Elles ont été propagées par le Concile et après le Concile.
Ensuite, on nous
dit que la Messe n'est pas le renouvellement non sanglant de la Passion,
on ne peut plus dire cela. La Messe est le mémorial de tous les hauts
faits du Christ au cours de Sa vie, donc non pas seulement Sa Passion,
mais aussi de Sa résurrection, de Son Ascension et, pourquoi pas, de Son
Incarnation, de Sa Présentation au Temple, enfin bref tous les hauts faits
du Christ. Il s'agit d'en faire mémoire, et c'est cela qui fait la Messe.
Or, notre catéchisme nous enseigne que c'est bien la Consécration qui
réalise la Messe et la théologie la meilleure nous expose en effet que
ce qui est signifié par la Consécration séparée du Pain et du Vin, donc
du Corps et du Sang du Christ, ce qui est signifié, est produit mystérieusement
: l'immolation sacramentelle est réalisée, à savoir la séparation du Corps
et du Sang par la parole, par la puissance même des paroles du prêtre.

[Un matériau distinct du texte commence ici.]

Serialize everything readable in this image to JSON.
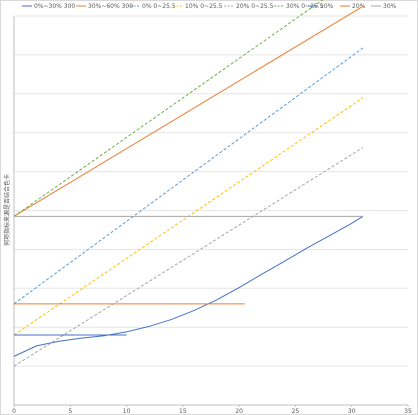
{
  "chart_data": {
    "type": "line",
    "title": "",
    "xlabel": "",
    "ylabel": "何项指标来源是否结合色卡",
    "xlim": [
      0,
      35
    ],
    "xticks": [
      0,
      5,
      10,
      15,
      20,
      25,
      30,
      35
    ],
    "ylim": [
      0,
      100
    ],
    "grid": "horizontal",
    "legend_position": "top",
    "series": [
      {
        "name": "0%~30% 300",
        "color": "#4472C4",
        "dash": "solid",
        "x": [
          0,
          2,
          4,
          6,
          8,
          10,
          12,
          14,
          16,
          18,
          20,
          22,
          24,
          26,
          28,
          30,
          31
        ],
        "y": [
          12.5,
          15.2,
          16.4,
          17.2,
          17.8,
          18.8,
          20.2,
          22.0,
          24.3,
          27.0,
          30.2,
          33.6,
          36.9,
          40.3,
          43.5,
          46.7,
          48.5
        ]
      },
      {
        "name": "30%~60% 300",
        "color": "#ED7D31",
        "dash": "solid",
        "x": [
          0,
          31
        ],
        "y": [
          48.5,
          102.5
        ]
      },
      {
        "name": "0% 0~25.5",
        "color": "#5B9BD5",
        "dash": "dash",
        "x": [
          0,
          31
        ],
        "y": [
          26.0,
          91.8
        ]
      },
      {
        "name": "10% 0~25.5",
        "color": "#FFC000",
        "dash": "dash",
        "x": [
          0,
          31
        ],
        "y": [
          18.0,
          79.0
        ]
      },
      {
        "name": "20% 0~25.5",
        "color": "#A5A5A5",
        "dash": "dash",
        "x": [
          0,
          31
        ],
        "y": [
          10.0,
          66.2
        ]
      },
      {
        "name": "30% 0~25.5",
        "color": "#70AD47",
        "dash": "dash",
        "x": [
          0,
          31
        ],
        "y": [
          48.5,
          111.4
        ]
      },
      {
        "name": "10%",
        "color": "#4472C4",
        "dash": "solid",
        "x": [
          0,
          10
        ],
        "y": [
          18.0,
          18.0
        ]
      },
      {
        "name": "20%",
        "color": "#ED7D31",
        "dash": "solid",
        "x": [
          0,
          20.5
        ],
        "y": [
          26.0,
          26.0
        ]
      },
      {
        "name": "30%",
        "color": "#A5A5A5",
        "dash": "solid",
        "x": [
          0,
          31
        ],
        "y": [
          48.5,
          48.5
        ]
      }
    ]
  }
}
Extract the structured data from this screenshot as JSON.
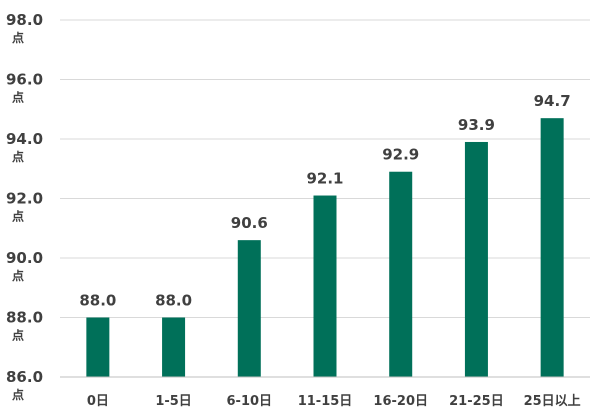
{
  "chart_data": {
    "type": "bar",
    "title": "",
    "xlabel": "",
    "ylabel": "",
    "y_unit": "点",
    "ylim": [
      86.0,
      98.0
    ],
    "y_ticks": [
      "86.0",
      "88.0",
      "90.0",
      "92.0",
      "94.0",
      "96.0",
      "98.0"
    ],
    "categories": [
      "0日",
      "1-5日",
      "6-10日",
      "11-15日",
      "16-20日",
      "21-25日",
      "25日以上"
    ],
    "values": [
      88.0,
      88.0,
      90.6,
      92.1,
      92.9,
      93.9,
      94.7
    ],
    "value_labels": [
      "88.0",
      "88.0",
      "90.6",
      "92.1",
      "92.9",
      "93.9",
      "94.7"
    ],
    "grid": true,
    "legend": "none",
    "bar_color": "#007059"
  }
}
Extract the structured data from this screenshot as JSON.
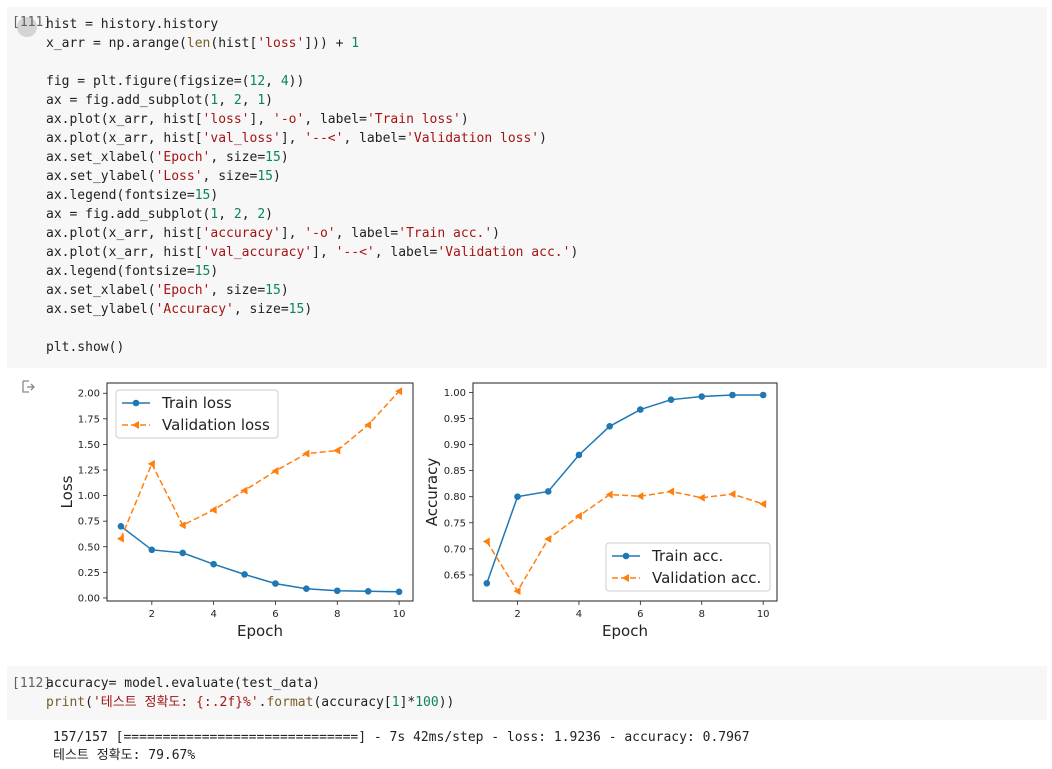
{
  "cell1": {
    "prompt": "[111]",
    "lines": [
      [
        {
          "t": "hist = history.history"
        }
      ],
      [
        {
          "t": "x_arr = np.arange("
        },
        {
          "t": "len",
          "c": "b"
        },
        {
          "t": "(hist["
        },
        {
          "t": "'loss'",
          "c": "s"
        },
        {
          "t": "])) + "
        },
        {
          "t": "1",
          "c": "n"
        }
      ],
      [
        {
          "t": ""
        }
      ],
      [
        {
          "t": "fig = plt.figure(figsize=("
        },
        {
          "t": "12",
          "c": "n"
        },
        {
          "t": ", "
        },
        {
          "t": "4",
          "c": "n"
        },
        {
          "t": "))"
        }
      ],
      [
        {
          "t": "ax = fig.add_subplot("
        },
        {
          "t": "1",
          "c": "n"
        },
        {
          "t": ", "
        },
        {
          "t": "2",
          "c": "n"
        },
        {
          "t": ", "
        },
        {
          "t": "1",
          "c": "n"
        },
        {
          "t": ")"
        }
      ],
      [
        {
          "t": "ax.plot(x_arr, hist["
        },
        {
          "t": "'loss'",
          "c": "s"
        },
        {
          "t": "], "
        },
        {
          "t": "'-o'",
          "c": "s"
        },
        {
          "t": ", label="
        },
        {
          "t": "'Train loss'",
          "c": "s"
        },
        {
          "t": ")"
        }
      ],
      [
        {
          "t": "ax.plot(x_arr, hist["
        },
        {
          "t": "'val_loss'",
          "c": "s"
        },
        {
          "t": "], "
        },
        {
          "t": "'--<'",
          "c": "s"
        },
        {
          "t": ", label="
        },
        {
          "t": "'Validation loss'",
          "c": "s"
        },
        {
          "t": ")"
        }
      ],
      [
        {
          "t": "ax.set_xlabel("
        },
        {
          "t": "'Epoch'",
          "c": "s"
        },
        {
          "t": ", size="
        },
        {
          "t": "15",
          "c": "n"
        },
        {
          "t": ")"
        }
      ],
      [
        {
          "t": "ax.set_ylabel("
        },
        {
          "t": "'Loss'",
          "c": "s"
        },
        {
          "t": ", size="
        },
        {
          "t": "15",
          "c": "n"
        },
        {
          "t": ")"
        }
      ],
      [
        {
          "t": "ax.legend(fontsize="
        },
        {
          "t": "15",
          "c": "n"
        },
        {
          "t": ")"
        }
      ],
      [
        {
          "t": "ax = fig.add_subplot("
        },
        {
          "t": "1",
          "c": "n"
        },
        {
          "t": ", "
        },
        {
          "t": "2",
          "c": "n"
        },
        {
          "t": ", "
        },
        {
          "t": "2",
          "c": "n"
        },
        {
          "t": ")"
        }
      ],
      [
        {
          "t": "ax.plot(x_arr, hist["
        },
        {
          "t": "'accuracy'",
          "c": "s"
        },
        {
          "t": "], "
        },
        {
          "t": "'-o'",
          "c": "s"
        },
        {
          "t": ", label="
        },
        {
          "t": "'Train acc.'",
          "c": "s"
        },
        {
          "t": ")"
        }
      ],
      [
        {
          "t": "ax.plot(x_arr, hist["
        },
        {
          "t": "'val_accuracy'",
          "c": "s"
        },
        {
          "t": "], "
        },
        {
          "t": "'--<'",
          "c": "s"
        },
        {
          "t": ", label="
        },
        {
          "t": "'Validation acc.'",
          "c": "s"
        },
        {
          "t": ")"
        }
      ],
      [
        {
          "t": "ax.legend(fontsize="
        },
        {
          "t": "15",
          "c": "n"
        },
        {
          "t": ")"
        }
      ],
      [
        {
          "t": "ax.set_xlabel("
        },
        {
          "t": "'Epoch'",
          "c": "s"
        },
        {
          "t": ", size="
        },
        {
          "t": "15",
          "c": "n"
        },
        {
          "t": ")"
        }
      ],
      [
        {
          "t": "ax.set_ylabel("
        },
        {
          "t": "'Accuracy'",
          "c": "s"
        },
        {
          "t": ", size="
        },
        {
          "t": "15",
          "c": "n"
        },
        {
          "t": ")"
        }
      ],
      [
        {
          "t": ""
        }
      ],
      [
        {
          "t": "plt.show()"
        }
      ]
    ]
  },
  "output_icon": "output-arrow-icon",
  "chart_data": [
    {
      "type": "line",
      "x": [
        1,
        2,
        3,
        4,
        5,
        6,
        7,
        8,
        9,
        10
      ],
      "xticks": [
        "2",
        "4",
        "6",
        "8",
        "10"
      ],
      "yticks": [
        "0.00",
        "0.25",
        "0.50",
        "0.75",
        "1.00",
        "1.25",
        "1.50",
        "1.75",
        "2.00"
      ],
      "ylim": [
        -0.03,
        2.1
      ],
      "xlim": [
        0.55,
        10.45
      ],
      "xlabel": "Epoch",
      "ylabel": "Loss",
      "legend_position": "top-left",
      "series": [
        {
          "name": "Train loss",
          "style": "solid-circle",
          "color": "#1f77b4",
          "values": [
            0.7,
            0.47,
            0.44,
            0.33,
            0.23,
            0.14,
            0.09,
            0.07,
            0.065,
            0.06
          ]
        },
        {
          "name": "Validation loss",
          "style": "dashed-triangle",
          "color": "#ff7f0e",
          "values": [
            0.58,
            1.31,
            0.71,
            0.86,
            1.05,
            1.24,
            1.41,
            1.44,
            1.69,
            2.02
          ]
        }
      ]
    },
    {
      "type": "line",
      "x": [
        1,
        2,
        3,
        4,
        5,
        6,
        7,
        8,
        9,
        10
      ],
      "xticks": [
        "2",
        "4",
        "6",
        "8",
        "10"
      ],
      "yticks": [
        "0.65",
        "0.70",
        "0.75",
        "0.80",
        "0.85",
        "0.90",
        "0.95",
        "1.00"
      ],
      "ylim": [
        0.6,
        1.018
      ],
      "xlim": [
        0.55,
        10.45
      ],
      "xlabel": "Epoch",
      "ylabel": "Accuracy",
      "legend_position": "lower-right",
      "series": [
        {
          "name": "Train acc.",
          "style": "solid-circle",
          "color": "#1f77b4",
          "values": [
            0.634,
            0.8,
            0.81,
            0.88,
            0.935,
            0.967,
            0.986,
            0.992,
            0.995,
            0.995
          ]
        },
        {
          "name": "Validation acc.",
          "style": "dashed-triangle",
          "color": "#ff7f0e",
          "values": [
            0.714,
            0.619,
            0.719,
            0.763,
            0.804,
            0.801,
            0.81,
            0.798,
            0.805,
            0.786
          ]
        }
      ]
    }
  ],
  "cell2": {
    "prompt": "[112]",
    "lines": [
      [
        {
          "t": "accuracy= model.evaluate(test_data)"
        }
      ],
      [
        {
          "t": "print",
          "c": "b"
        },
        {
          "t": "("
        },
        {
          "t": "'테스트 정확도: {:.2f}%'",
          "c": "s"
        },
        {
          "t": "."
        },
        {
          "t": "format",
          "c": "b"
        },
        {
          "t": "(accuracy["
        },
        {
          "t": "1",
          "c": "n"
        },
        {
          "t": "]*"
        },
        {
          "t": "100",
          "c": "n"
        },
        {
          "t": "))"
        }
      ]
    ]
  },
  "output2": {
    "lines": [
      "157/157 [==============================] - 7s 42ms/step - loss: 1.9236 - accuracy: 0.7967",
      "테스트 정확도: 79.67%"
    ]
  }
}
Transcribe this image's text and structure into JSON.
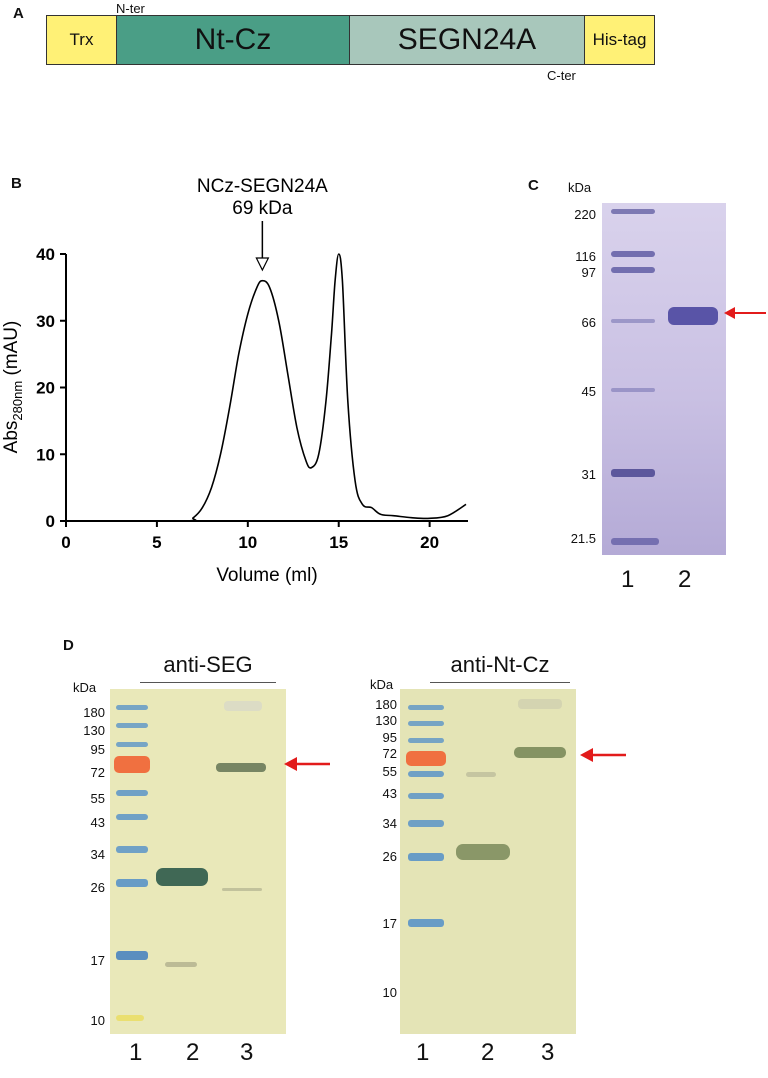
{
  "panels": {
    "a": "A",
    "b": "B",
    "c": "C",
    "d": "D"
  },
  "construct": {
    "n_ter": "N-ter",
    "c_ter": "C-ter",
    "segments": [
      {
        "label": "Trx",
        "color": "#fff176"
      },
      {
        "label": "Nt-Cz",
        "color": "#4a9e86"
      },
      {
        "label": "SEGN24A",
        "color": "#a8c7bb"
      },
      {
        "label": "His-tag",
        "color": "#fff176"
      }
    ]
  },
  "chart_data": {
    "type": "line",
    "xlabel": "Volume (ml)",
    "ylabel": "Abs280nm (mAU)",
    "ylabel_main": "Abs",
    "ylabel_sub": "280nm",
    "ylabel_unit": " (mAU)",
    "xlim": [
      0,
      22
    ],
    "ylim": [
      0,
      40
    ],
    "xticks": [
      "0",
      "5",
      "10",
      "15",
      "20"
    ],
    "yticks": [
      "0",
      "10",
      "20",
      "30",
      "40"
    ],
    "annotation_line1": "NCz-SEGN24A",
    "annotation_line2": "69 kDa",
    "annotation_x": 10.8,
    "x": [
      0,
      6.5,
      7,
      7.5,
      8,
      8.5,
      9,
      9.5,
      10,
      10.5,
      10.8,
      11.2,
      11.7,
      12.2,
      12.7,
      13.2,
      13.5,
      13.9,
      14.3,
      14.6,
      14.8,
      15.0,
      15.2,
      15.5,
      15.9,
      16.3,
      16.8,
      17.3,
      18,
      19,
      20,
      21,
      22
    ],
    "y": [
      0,
      0,
      0.5,
      2,
      5,
      10,
      17,
      25,
      31,
      35,
      36,
      35,
      30,
      22,
      14,
      9,
      8,
      10,
      18,
      28,
      36,
      40,
      36,
      18,
      6,
      2.5,
      2,
      1,
      0.8,
      0.5,
      0.4,
      0.8,
      2.5
    ]
  },
  "gel_c": {
    "kda": "kDa",
    "markers": [
      "220",
      "116",
      "97",
      "66",
      "45",
      "31",
      "21.5"
    ],
    "lanes": [
      "1",
      "2"
    ]
  },
  "blot_left": {
    "title": "anti-SEG",
    "kda": "kDa",
    "markers": [
      "180",
      "130",
      "95",
      "72",
      "55",
      "43",
      "34",
      "26",
      "17",
      "10"
    ],
    "lanes": [
      "1",
      "2",
      "3"
    ]
  },
  "blot_right": {
    "title": "anti-Nt-Cz",
    "kda": "kDa",
    "markers": [
      "180",
      "130",
      "95",
      "72",
      "55",
      "43",
      "34",
      "26",
      "17",
      "10"
    ],
    "lanes": [
      "1",
      "2",
      "3"
    ]
  }
}
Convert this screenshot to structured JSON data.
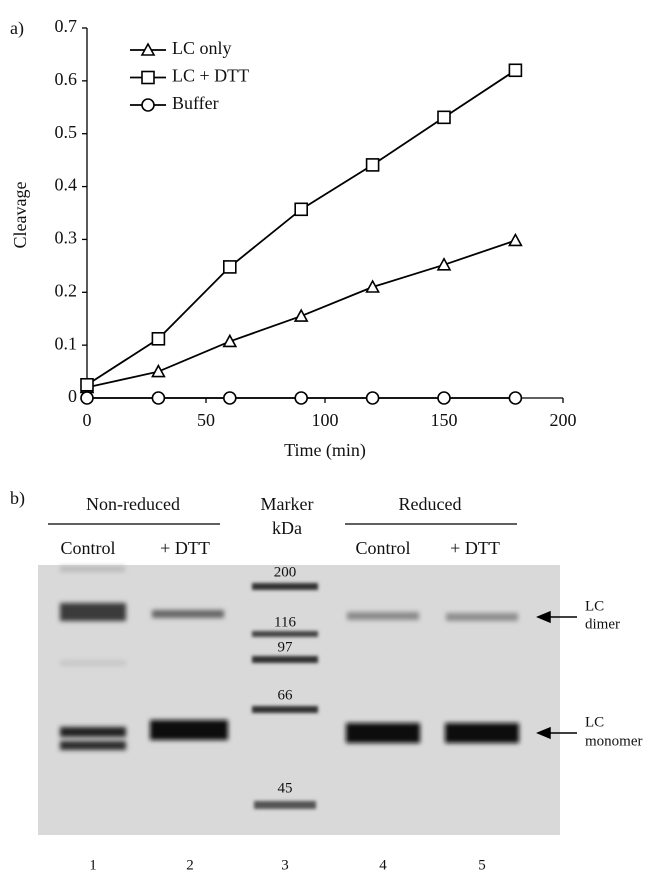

Sous l'apparence du Pain est directement le Corps, tandis que sous l'apparence
du Vin est directement le Précieux Sang du Christ. Certes non pas séparés
réellement, puisque par concomitance réelle ils sont tous les deux sous
chacune des deux espèces. Mais il n'en reste pas moins que par la force
des paroles, ce qui est réalisé, c'est bien une séparation du Corps et
du Sang du Christ, séparation sacramentelle. Par conséquent on nie
absolument le rôle de la Consécration dans la Messe. Il s'agit simplement
d'un mémorial.
Ensuite la messe,
nous dit-on, - c'est le Cardinal Ratzinger qui a découvert ceci
il y a quelques mois - La Messe est valide même sans les paroles
de la Consécration. Vous avez tous lu cela, on vous l'a expliqué2.
C'est une déclaration récente du Cardinal Ratzinger avec la Commission
Théologique Internationale : la messe est valide même sans les paroles
de la Consécration ! Alors, à quoi bon un prêtre? En effet, le peuple
chrétien peut célébrer la messe, le prêtre ne sert guère à rien puisque
il n'y a pas besoin de prononcer les paroles de la Consécration pour que
la messe soit valide. Même dépourvue des paroles du Christ, la messe vaut,
la messe est valide !
Ensuite, on nous
dit que le Christ au cours de la Messe est rendu présent, oui, mais rendu
présent avec tous Ses mystères salvifiques et non pas par l'œuvre (soi-disant)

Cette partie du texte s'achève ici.